The antidote to Battersea Power Station's new shopping mall is less than ten minutes walk away in another famous building. It too is enormous, engaging and overcrowded, but also cheap, edgy and occasionally dubious. It's Nine ElmsSunday Market, and it's London's largest.
You'll find it at, or more accurately around, New Covent Garden Market. This is the historic fruit, vegetable and flower wholesale market which relocated here in 1974 when Nine Elms was down at heel with cheap and plentiful land. The architects left plenty of room for parking around the two long sheds, so it's here that the market sets up every Sunday morning while all the usual traders take the day off. And at 8am the swarms arrive.

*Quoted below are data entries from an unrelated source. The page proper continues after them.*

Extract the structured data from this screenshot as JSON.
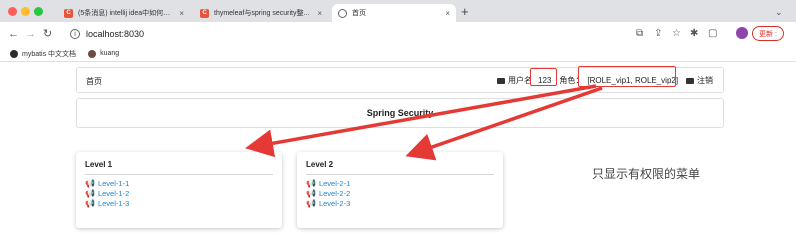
{
  "browser": {
    "tabs": [
      {
        "title": "(5条消息) intellij idea中如何快...",
        "favicon": "C",
        "favicon_color": "#e8543c",
        "active": false
      },
      {
        "title": "thymeleaf与spring security整...",
        "favicon": "C",
        "favicon_color": "#e8543c",
        "active": false
      },
      {
        "title": "首页",
        "favicon": "globe",
        "favicon_color": "#5f6368",
        "active": true
      }
    ],
    "new_tab": "+",
    "url": "localhost:8030",
    "update_label": "更新 :",
    "bookmarks": [
      {
        "label": "mybatis 中文文档",
        "color": "#2c2c2c"
      },
      {
        "label": "kuang",
        "color": "#6d4c41"
      }
    ]
  },
  "page": {
    "menu": {
      "home": "首页",
      "username_label": "用户名",
      "username": "123",
      "role_label": "角色",
      "roles": "[ROLE_vip1, ROLE_vip2]",
      "logout": "注销"
    },
    "banner": "Spring Security",
    "cards": [
      {
        "title": "Level 1",
        "items": [
          "Level-1-1",
          "Level-1-2",
          "Level-1-3"
        ]
      },
      {
        "title": "Level 2",
        "items": [
          "Level-2-1",
          "Level-2-2",
          "Level-2-3"
        ]
      }
    ],
    "annotation": "只显示有权限的菜单"
  },
  "colors": {
    "highlight": "#e53935",
    "link": "#2185d0"
  }
}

Both stations on the new Northern line extension provide very good access, or you can walk in from Vauxhall, Wandsworth Road or Battersea Park Road. Just look for the stream of punters heading in or, if it's later in the day, heading out laden with tools, toys, duvets and/or multipacks of toilet roll. Expect most people coming the other way to be carrying something in a white or blue plastic bag, because single-use carrier bags are still alive and well at Nine Elms Sunday Market.
It's like a jumped-up car boot sale but with hundreds of regular traders and a firm security presence at each entrance. If you remember Dagenham Sunday Market it's on the same scale but less 'exiled Cockney' and a lot more worldly wise. All the staples are here from fashion to household goods and footwear to accessories. Workwear is commonplace, suggesting this is where tradesmen head to pick up their toolbelt, boots and Dewalt toolbox before heading off to the building site on Monday morning. Need a suitcase or sunglasses, a bottle of bleach, a pack of knickers or a new coat? There's a good chance Nine Elms Sunday Market has it on the cheap.
Of course it might not be the legitimate object. I doubt those were genuine M&S jumpers for £12, or that was really an Adidas top, or that any of the fragrances in that bagged bundle were what they said on the bottle. How that rack of kids' size t-shirts with 'Tesco' embroidered on the chest came to be on sale for £1 each is a question best not asked. But if you don't mind buying a boxed electric massager from a brand you've never heard of before, or if you're OK that your new rucksack might fall apart quicker than usual, or if your kid just wants an electric robot toy unaligned to any global franchise, come on down.
The 400-or-so stalls encircle one of the market's huge hangars and extend up additional service roads, so you can do a big elongated loop while deciding what to buy. Immediately behind are the weekday bases of traders like Bevington Salads Ltd, Mushroom Man and T&L Food Importers, and on the other side dozens and dozens of white (likely refrigerated) vans. Head into the corners of the site and it does get a lot more car boot sale, with unwanted treasures spread out across tables and blankets. Again these aren't collectibles or homely bric a brac, they're practical items like second hand electricals, emptied kitchen cupboards or something to keep the kids quiet.
The clientele is diverse and on the lookout for a bargain. English is not the most common language being spoken, you'll hear Middle Eastern, Asian and especially Eastern European tongues as you push through the shoppers. It's quite a male environment, occasionally assertively so but nothing that'd put the regulars off. A lot of the men are in baseball caps and black unbranded jackets or grey hoodies, possibly bought right here, and the women in something fleecy, clingy or padded. They rifle through goods on tables, they pore over stacks of boxes and if they have any sense they haggle, because more than likely that'll work. There's nothing middle class about Nine Elms Sunday Market.
The smell of greasy grilled meat is in the air, but only from a few stalls because here food is for sustenance, not lightly grazing. Grab a cheesy burger and a can of Fanta, rip off a couple of sheets of kitchen roll and sit down at a table alongside bottles of squeezy ketchup and squirty mayo. Other nutritional options include undercooked chips, Chinese rice and full-on shawarma, while the longest queues by far are for Carpathina, the Romanian grill. Nobody's selling artfully bottled preserves or overpriced sourdough as you might find at farmers markets elsewhere in the capital - if it isn't value for money it isn't here.
Look up and the privileged towers of Nine Elms loom down, indeed there are plans to squeeze more luxury flats onto a remodelled market site which'll likely mean dispersing this weekly grassroots bazaar. In the meantime its existence is a useful reminder that, even with ostentatious wealth on show on the other side of the railway, there are many layers to London and here at Nine Elms the disconnect runs deep.